Die Ergebnisse der Konsultation zur Modernisierung des Wettbewerbsrechts zeigen, wo die Reise in Richtung 12. GWB-Novelle hingehen könnte.
Am 7. November 2023 trat die 11. Novelle des Gesetzes gegen Wettbewerbsbeschränkungen (GWB) in Kraft, die eine deutliche Verschärfung des deutschen Kartellrechts mit sich brachte.
Bereits einen Tag zuvor, am 6. November 2023, hatte das Bundesministerium für Wirtschaft und Klimaschutz (BMWK) zu einer öffentlichen Konsultation zur Modernisierung des Wettbewerbsrechts aufgerufen.
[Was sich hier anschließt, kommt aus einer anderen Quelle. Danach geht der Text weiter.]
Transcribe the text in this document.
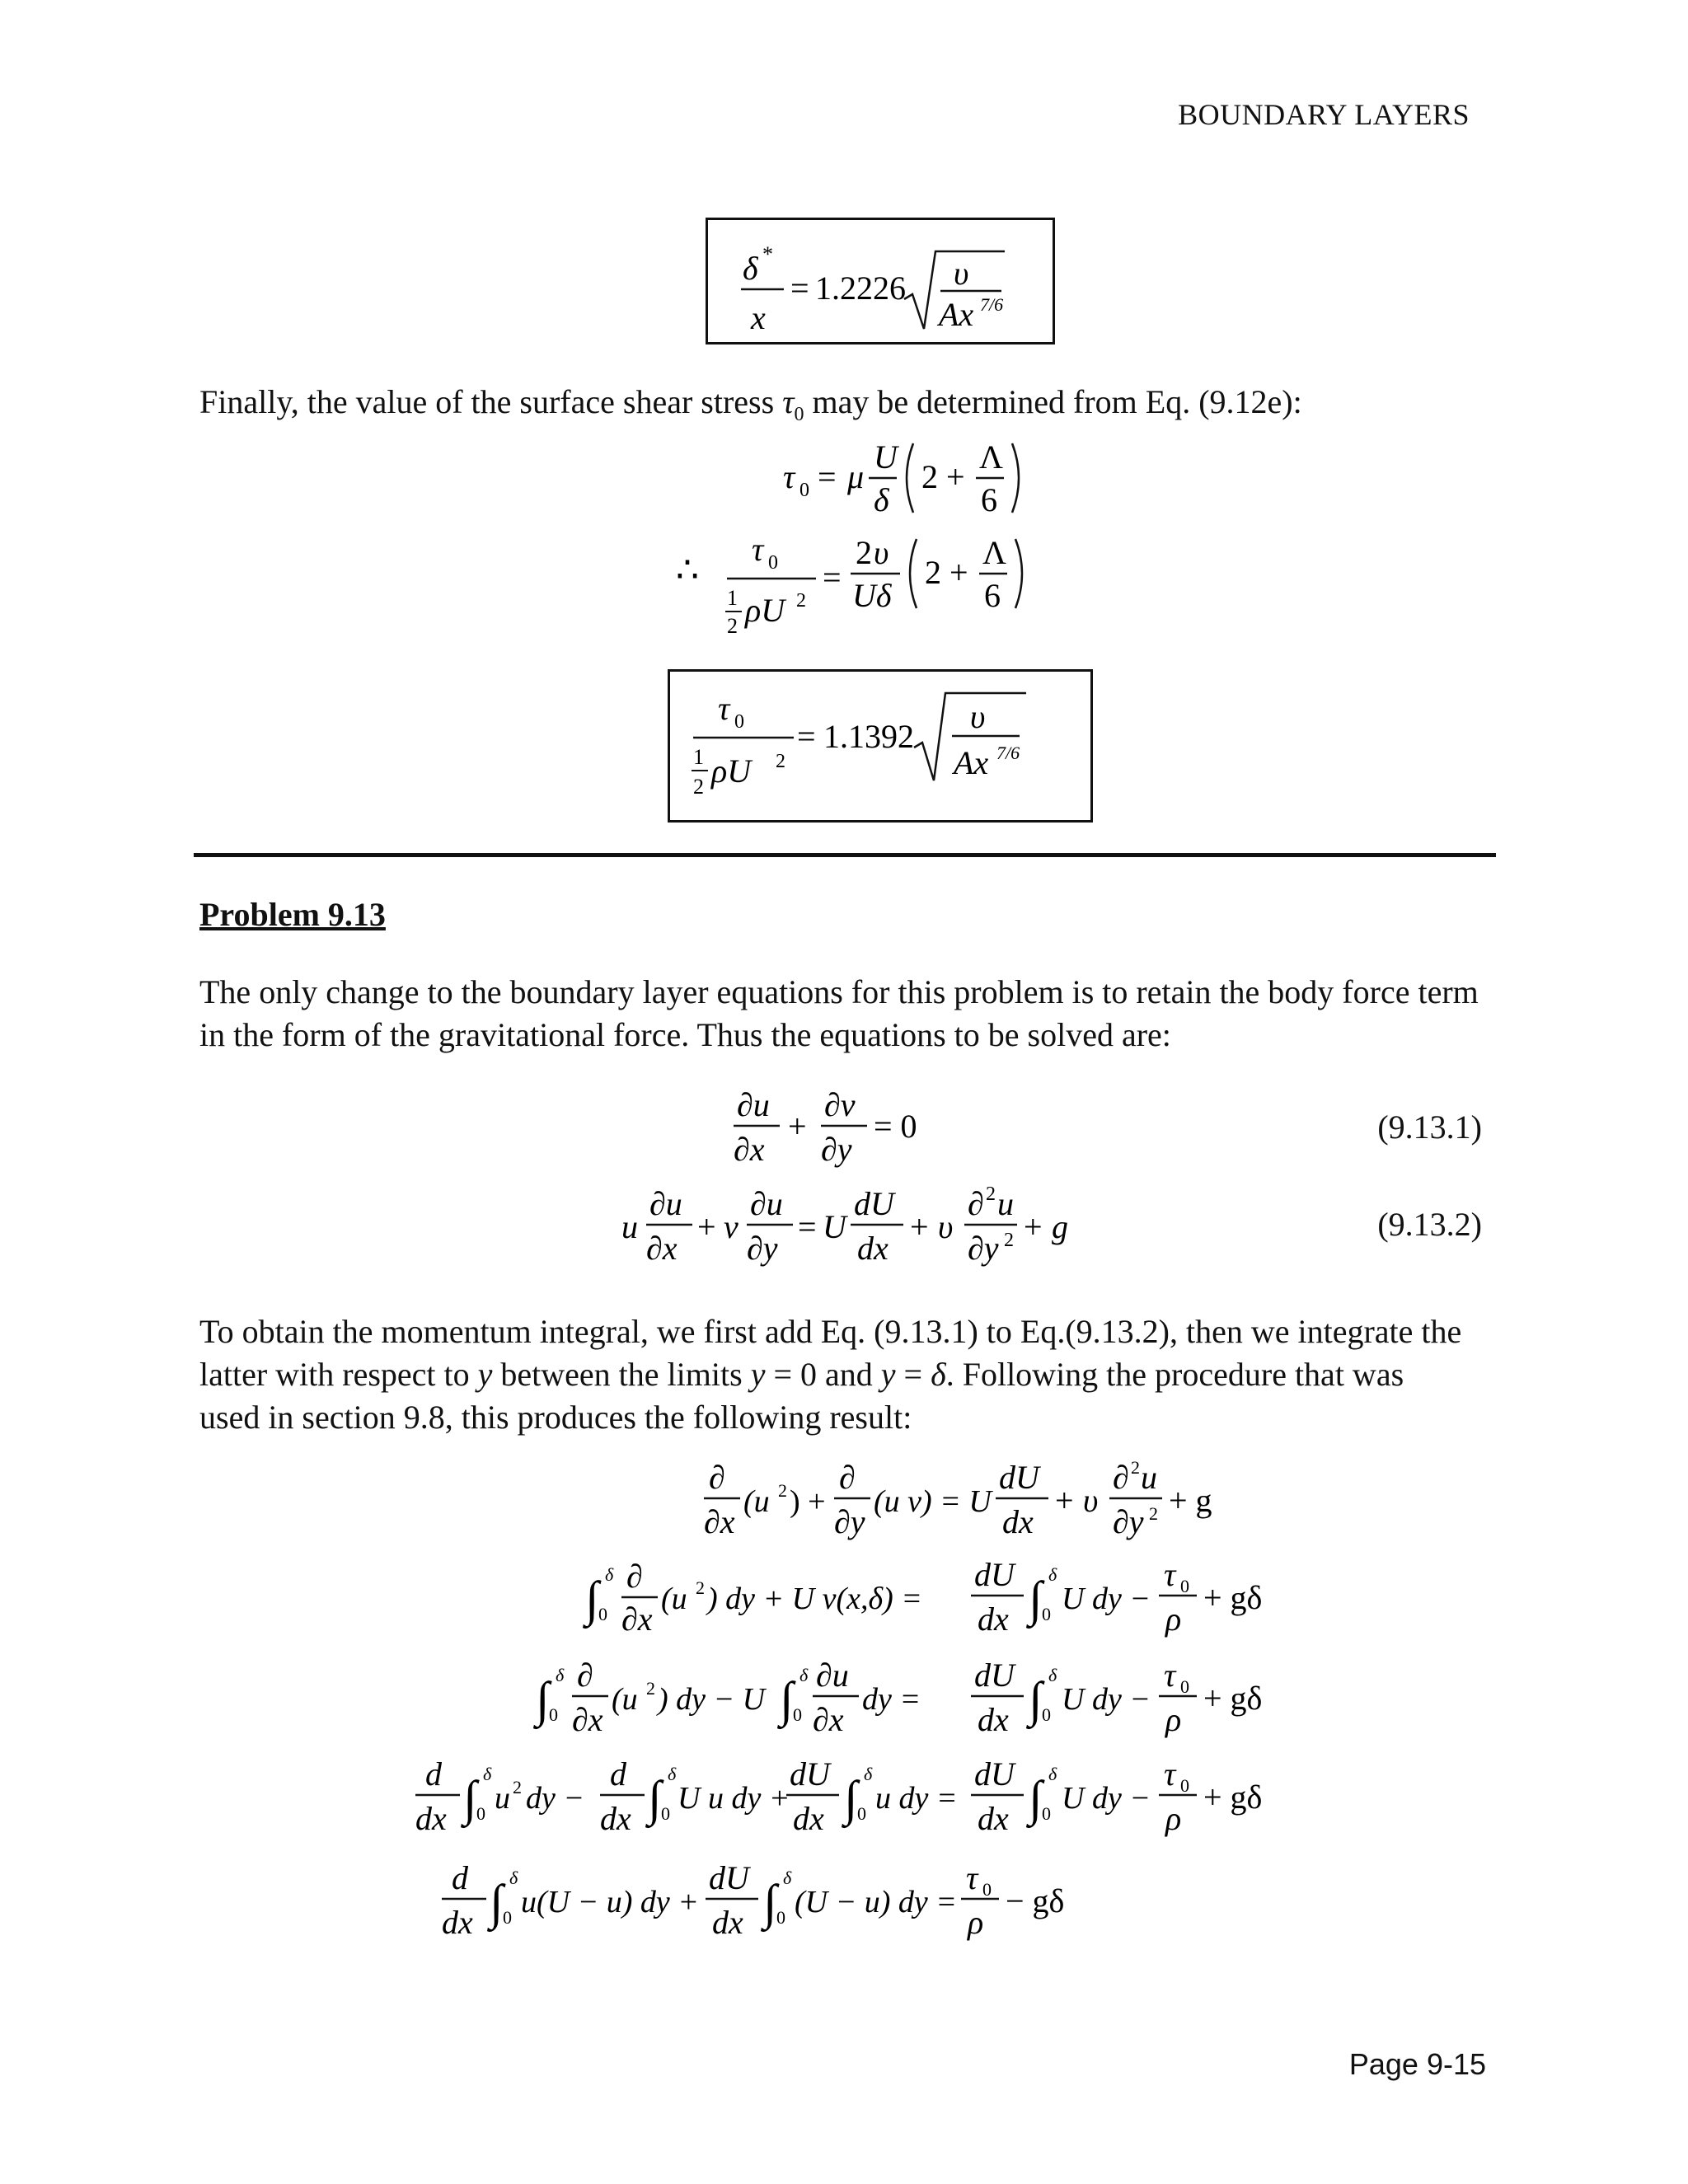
BOUNDARY LAYERS
δ *
x
= 1.2226 υ
Ax 7/6
Finally, the value of the surface shear stress $\tau_0$ may be determined from Eq. (9.12e):
τ 0 = μ
U
δ
2 +
Λ
6
∴
τ 0
1
2 ρU 2
=
2 υ
Uδ
2 +
Λ
6
τ 0
1
2 ρU 2
= 1.1392
υ
Ax 7/6
Problem 9.13
The only change to the boundary layer equations for this problem is to retain the body force term
in the form of the gravitational force. Thus the equations to be solved are:
∂u
∂x
+
∂v
∂y
= 0	(9.13.1)
u
∂u
∂x
+ v
∂u
∂y
= U
dU
dx
+ υ
∂ 2 u
∂y 2 + g	(9.13.2)
To obtain the momentum integral, we first add Eq. (9.13.1) to Eq.(9.13.2), then we integrate the
latter with respect to y between the limits y = 0 and y = δ. Following the procedure that was
used in section 9.8, this produces the following result:
∂
∂x
(u 2 ) +
∂
∂y
(u v) = U
dU
dx
+ υ
∂ 2 u
∂y 2 + g
∫ δ
0
∂
∂x
(u 2 ) dy + U v(x,δ) =
dU
dx ∫ δ
0 U dy −
τ 0
ρ
+ gδ
∫ δ
0
∂
∂x
(u 2 ) dy − U ∫ δ
0
∂u
∂x
dy =
dU
dx ∫ δ
0 U dy −
τ 0
ρ
+ gδ
d
dx ∫ δ
0 u 2 dy −
d
dx ∫ δ
0 U u dy +
dU
dx ∫ δ
0 u dy =
dU
dx ∫ δ
0 U dy −
τ 0
ρ
+ gδ
d
dx ∫ δ
0 u(U − u) dy +
dU
dx ∫ δ
0 (U − u) dy =
τ 0
ρ
− gδ
Page 9-15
Vom 6. November bis zum 4. Dezember 2023 konnten betroffene Organisationen, Unternehmen und Verbände sowie auch interessierten Bürgerinnen durch Teilnahme an der Konsultation zu den Modernisierungsvorschlägen des BMWK, insbesondere für die Bereiche Fusionskontrolle, Ministererlaubnis, Nachhaltigkeit, Verbraucherschutz/Fairer Wettbewerb und Kartellschadensersatz, Stellung nehmen sowie dem Ministerium eigene Vorschläge präsentieren. Das BMWK appellierte, das Ziel einer weiteren Stärkung des Wettbewerbs und der Reduzierung von unnötiger Bürokratie in wettbewerblichen Verfahren hierbei nicht aus den Augen zu verlieren.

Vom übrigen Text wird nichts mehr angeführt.